We are using memsql 5.1 for a web-analytics project. There is about 80M records and 0,5M records per day. A simple request works about 5 seconds - how many data was received per domain,geo,lang for a given day. I feel it is possible to reduce those time, but i cant find a way.
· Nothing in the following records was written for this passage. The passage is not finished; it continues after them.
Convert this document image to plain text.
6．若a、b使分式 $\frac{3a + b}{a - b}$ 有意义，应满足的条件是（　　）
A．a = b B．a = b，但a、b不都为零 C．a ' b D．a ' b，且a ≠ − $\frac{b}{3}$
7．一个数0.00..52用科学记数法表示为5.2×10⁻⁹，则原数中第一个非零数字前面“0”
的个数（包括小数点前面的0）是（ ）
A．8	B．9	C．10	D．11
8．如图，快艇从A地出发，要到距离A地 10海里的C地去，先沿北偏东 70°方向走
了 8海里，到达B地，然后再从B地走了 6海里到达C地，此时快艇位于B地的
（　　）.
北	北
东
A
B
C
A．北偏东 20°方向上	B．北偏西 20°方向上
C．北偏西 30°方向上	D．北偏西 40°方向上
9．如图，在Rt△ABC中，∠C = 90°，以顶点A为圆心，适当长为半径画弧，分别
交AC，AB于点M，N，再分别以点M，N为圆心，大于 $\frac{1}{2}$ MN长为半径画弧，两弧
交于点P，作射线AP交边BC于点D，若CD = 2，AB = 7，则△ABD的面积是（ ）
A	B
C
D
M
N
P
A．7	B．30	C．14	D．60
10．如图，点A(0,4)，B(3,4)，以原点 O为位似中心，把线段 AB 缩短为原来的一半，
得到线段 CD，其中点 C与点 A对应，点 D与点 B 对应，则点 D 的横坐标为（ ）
Please tell me the way.
Tables like one
CREATE TABLE `domains` (
`date` timestamp NOT NULL DEFAULT CURRENT_TIMESTAMP ON UPDATE CURRENT_TIMESTAMP,
`geo` varchar(100) CHARACTER SET utf8 COLLATE utf8_general_ci DEFAULT NULL,
`lang` char(5) CHARACTER SET utf8 COLLATE utf8_general_ci DEFAULT NULL,
`browser` varchar(20) CHARACTER SET utf8 COLLATE utf8_general_ci DEFAULT NULL,
`os` varchar(20) CHARACTER SET utf8 COLLATE utf8_general_ci DEFAULT NULL,
`device` varchar(20) CHARACTER SET utf8 COLLATE utf8_general_ci DEFAULT NULL,
`domain` varchar(200) CHARACTER SET utf8 COLLATE utf8_general_ci DEFAULT NULL,
`ref` varchar(200) CHARACTER SET utf8 COLLATE utf8_general_ci DEFAULT NULL,
`blk_cnt` int(11) DEFAULT NULL,
KEY `date` (`date`,`geo`,`lang`,`domain`) /*!90619 USING CLUSTERED COLUMNSTORE */
/*!90618 , SHARD KEY () */
)
request like this one:
memsql> explain SELECT domain, geo, lang, avg(blk_cnt) as blk_cnt, count(*) as cnt FROM domains WHERE date BETWEEN '2016-07-31 0:00' AND '2016-08-01 0:00' GROUP BY domain, geo, lang ORDER BY blk_cnt ASC limit 40;
+-------------------------------------------------------------------------------------------------------------------------------------------------------+
| EXPLAIN |
+-------------------------------------------------------------------------------------------------------------------------------------------------------+
| Project [r0.domain, r0.geo, r0.lang, $0 / CAST(COALESCE($1,0) AS SIGNED) AS blk_cnt, CAST(COALESCE($2,0) AS SIGNED) AS cnt] |
| Top limit:40 |
| GatherMerge [SUM(r0.s) / CAST(COALESCE(SUM(r0.c),0) AS SIGNED)] partitions:all est_rows:40 |
| Project [r0.domain, r0.geo, r0.lang, s / CAST(COALESCE(c,0) AS SIGNED) AS blk_cnt, CAST(COALESCE(cnt_1,0) AS SIGNED) AS cnt, s, c, cnt_1] est_rows:40 |
| TopSort limit:40 [SUM(r0.s) / CAST(COALESCE(SUM(r0.c),0) AS SIGNED)] |
| HashGroupBy [SUM(r0.s) AS s, SUM(r0.c) AS c, SUM(r0.cnt) AS cnt_1] groups:[r0.domain, r0.geo, r0.lang] |
| TableScan r0 storage:list stream:no |
| Repartition [domains.domain, domains.geo, domains.lang, cnt, s, c] AS r0 shard_key:[domain, geo, lang] est_rows:40 est_select_cost:144350216 |
| HashGroupBy [COUNT(*) AS cnt, SUM(domains.blk_cnt) AS s, COUNT(domains.blk_cnt) AS c] groups:[domains.domain, domains.geo, domains.lang] |
| Filter [domains.date >= '2016-07-31 0:00' AND domains.date <= '2016-08-01 0:00'] |
| ColumnStoreScan scan_js_data.domains, KEY date (date, geo, lang, domain) USING CLUSTERED COLUMNSTORE est_table_rows:72175108 est_filtered:18043777 |
+-------------------------------------------------------------------------------------------------------------------------------------------------------+
Thank you very match!
Executing the group by is probably the most expensive part of this query. Using shard key that matches the group by, i.e. SHARD KEY (domain, geo, lang)
, will allow the group by to be executed faster.